One or more selector functions to choose variables to be imputed. When used with imp_vars, these dots indicate which variables are used to predict the missing data in each variable. See selections() for more details
- .type_of_scale
This is a quoted argument and can be one of the following:
"center"
"normalize"
"range"
"scale"
- .range_min
A single numeric value for the smallest value in the range. This defaults to 0.
- .range_max
A single numeric value for the largeest value in the range. This defaults to 1.
- .scale_factor
A numeric value of either 1 or 2 that scales the numeric inputs by one or two standard deviations. By dividing by two standard deviations, the coefficients attached to continuous predictors can be interpreted the same way as with binary inputs. Defaults to 1. More in reference below.
Details
This function will get your data ready for processing with many types of ml/ai models.

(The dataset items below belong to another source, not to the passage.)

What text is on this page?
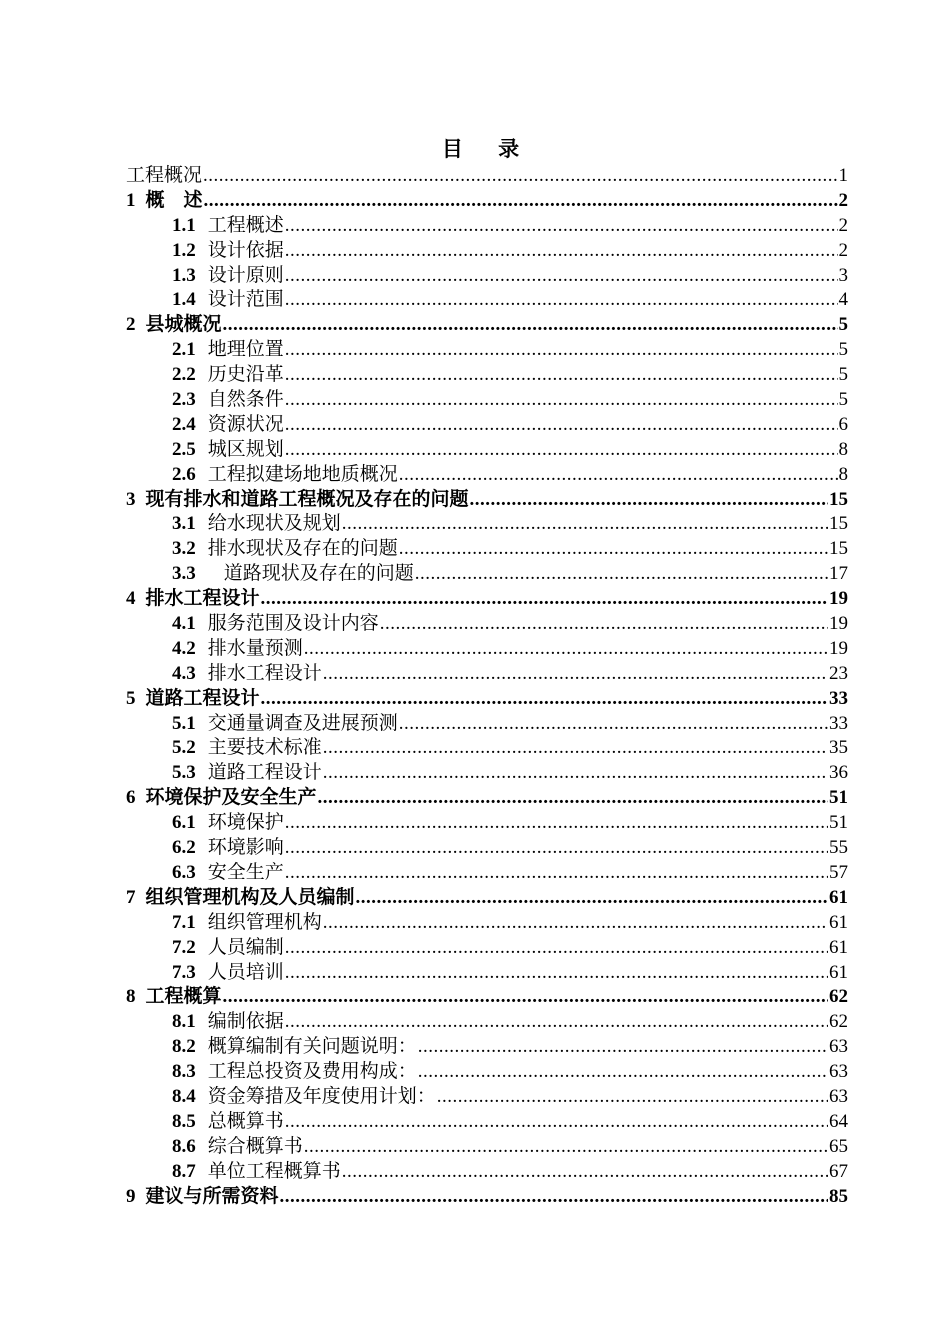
目 录
工程概况 .....	1
1 概　述 .....	2
1.1 工程概述 .....	2
1.2 设计依据 .....	2
1.3 设计原则 .....	3
1.4 设计范围 .....	4
2 县城概况 .....	5
2.1 地理位置 .....	5
2.2 历史沿革 .....	5
2.3 自然条件 .....	5
2.4 资源状况 .....	6
2.5 城区规划 .....	8
2.6 工程拟建场地地质概况 .....	8
3 现有排水和道路工程概况及存在的问题 .....	15
3.1 给水现状及规划 .....	15
3.2 排水现状及存在的问题 .....	15
3.3 道路现状及存在的问题 .....	17
4 排水工程设计 .....	19
4.1 服务范围及设计内容 .....	19
4.2 排水量预测 .....	19
4.3 排水工程设计 .....	23
5 道路工程设计 .....	33
5.1 交通量调查及进展预测 .....	33
5.2 主要技术标准 .....	35
5.3 道路工程设计 .....	36
6 环境保护及安全生产 .....	51
6.1 环境保护 .....	51
6.2 环境影响 .....	55
6.3 安全生产 .....	57
7 组织管理机构及人员编制 .....	61
7.1 组织管理机构 .....	61
7.2 人员编制 .....	61
7.3 人员培训 .....	61
8 工程概算 .....	62
8.1 编制依据 .....	62
8.2 概算编制有关问题说明： .....	63
8.3 工程总投资及费用构成： .....	63
8.4 资金筹措及年度使用计划： .....	63
8.5 总概算书 .....	64
8.6 综合概算书 .....	65
8.7 单位工程概算书 .....	67
9 建议与所需资料 .....	85
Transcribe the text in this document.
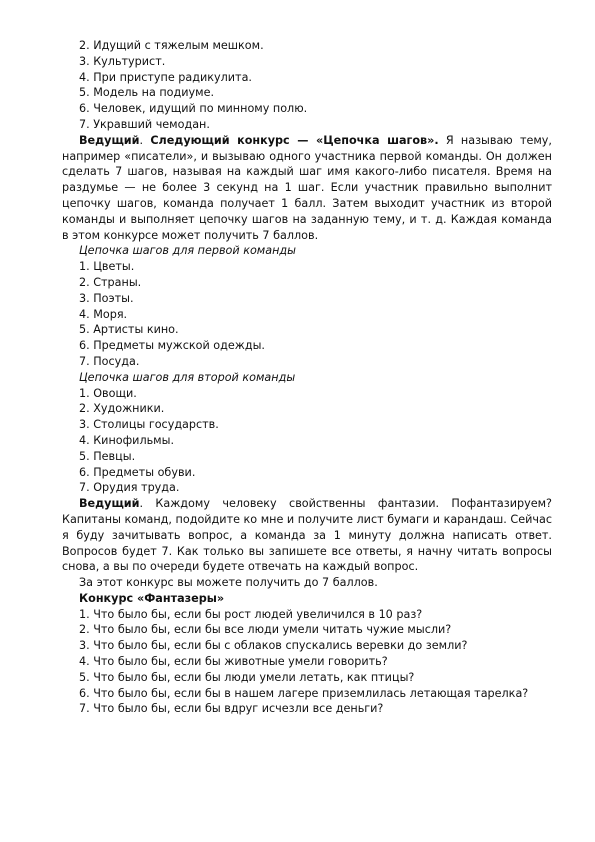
2. Идущий с тяжелым мешком.
3. Культурист.
4. При приступе радикулита.
5. Модель на подиуме.
6. Человек, идущий по минному полю.
7. Укравший чемодан.

Ведущий. Следующий конкурс — «Цепочка шагов». Я называю тему, например «писатели», и вызываю одного участника первой команды. Он должен сделать 7 шагов, называя на каждый шаг имя какого-либо писателя. Время на раздумье — не более 3 секунд на 1 шаг. Если участник правильно выполнит цепочку шагов, команда получает 1 балл. Затем выходит участник из второй команды и выполняет цепочку шагов на заданную тему, и т. д. Каждая команда в этом конкурсе может получить 7 баллов.

Цепочка шагов для первой команды
1. Цветы.
2. Страны.
3. Поэты.
4. Моря.
5. Артисты кино.
6. Предметы мужской одежды.
7. Посуда.
Цепочка шагов для второй команды
1. Овощи.
2. Художники.
3. Столицы государств.
4. Кинофильмы.
5. Певцы.
6. Предметы обуви.
7. Орудия труда.

Ведущий. Каждому человеку свойственны фантазии. Пофантазируем? Капитаны команд, подойдите ко мне и получите лист бумаги и карандаш. Сейчас я буду зачитывать вопрос, а команда за 1 минуту должна написать ответ. Вопросов будет 7. Как только вы запишете все ответы, я начну читать вопросы снова, а вы по очереди будете отвечать на каждый вопрос.

За этот конкурс вы можете получить до 7 баллов.
Конкурс «Фантазеры»
1. Что было бы, если бы рост людей увеличился в 10 раз?
2. Что было бы, если бы все люди умели читать чужие мысли?
3. Что было бы, если бы с облаков спускались веревки до земли?
4. Что было бы, если бы животные умели говорить?
5. Что было бы, если бы люди умели летать, как птицы?

6. Что было бы, если бы в нашем лагере приземлилась летающая тарелка?

7. Что было бы, если бы вдруг исчезли все деньги?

This is intended to be used inside of the data processor and therefore is an internal function. This documentation exists to explain the process and help the user understand the parameters that can be set in the pre-processor function.
References
Gelman, A. (2007) "Scaling regression inputs by dividing by two standard deviations." Unpublished. Source: http://www.stat.columbia.edu/~gelman/research/unpublished/standardizing.pdf.
See also
https://recipes.tidymodels.org/reference/index.html#section-step-functions-normalization
step_center
https://recipes.tidymodels.org/reference/step_center.html
step_normalize
https://recipes.tidymodels.org/reference/step_normalize.html
step_range
https://recipes.tidymodels.org/reference/step_range.html
step_scale
https://recipes.tidymodels.org/reference/step_scale.html
Other Data Recipes:
hai_data_impute()
,
hai_data_poly()
,
hai_data_transform()
,
hai_data_trig()
,
pca_your_recipe()
Other Preprocessor:
hai_c50_data_prepper()
,
hai_cubist_data_prepper()
,
hai_data_impute()
,
hai_data_poly()
,
hai_data_transform()
,
hai_data_trig()
,
hai_earth_data_prepper()
,
hai_glmnet_data_prepper()
,
hai_knn_data_prepper()
,
hai_ranger_data_prepper()
,
hai_svm_poly_data_prepper()
,
hai_svm_rbf_data_prepper()
,
hai_xgboost_data_prepper()
Examples
suppressPackageStartupMessages(library(dplyr))
suppressPackageStartupMessages(library(recipes))
date_seq <- seq.Date(from = as.Date("2013-01-01"), length.out = 100, by = "month")
val_seq <- rep(rnorm(10, mean = 6, sd = 2), times = 10)
df_tbl <- tibble(
date_col = date_seq,
value = val_seq
)
rec_obj <- recipe(value ~ ., df_tbl)
hai_data_scale(
.recipe_object = rec_obj,
value,
.type_of_scale = "center"
)$scale_rec_obj %>%
get_juiced_data()
#> # A tibble: 100 × 2
#> date_col value
#> <date> <dbl>
#> 1 2013-01-01 -0.0513
#> 2 2013-02-01 1.43
#> 3 2013-03-01 -0.740
#> 4 2013-04-01 3.90
#> 5 2013-05-01 -0.493
#> 6 2013-06-01 -3.06
#> 7 2013-07-01 -2.56
#> 8 2013-08-01 3.14
#> 9 2013-09-01 -0.431
#> 10 2013-10-01 -1.15
#> # ℹ 90 more rows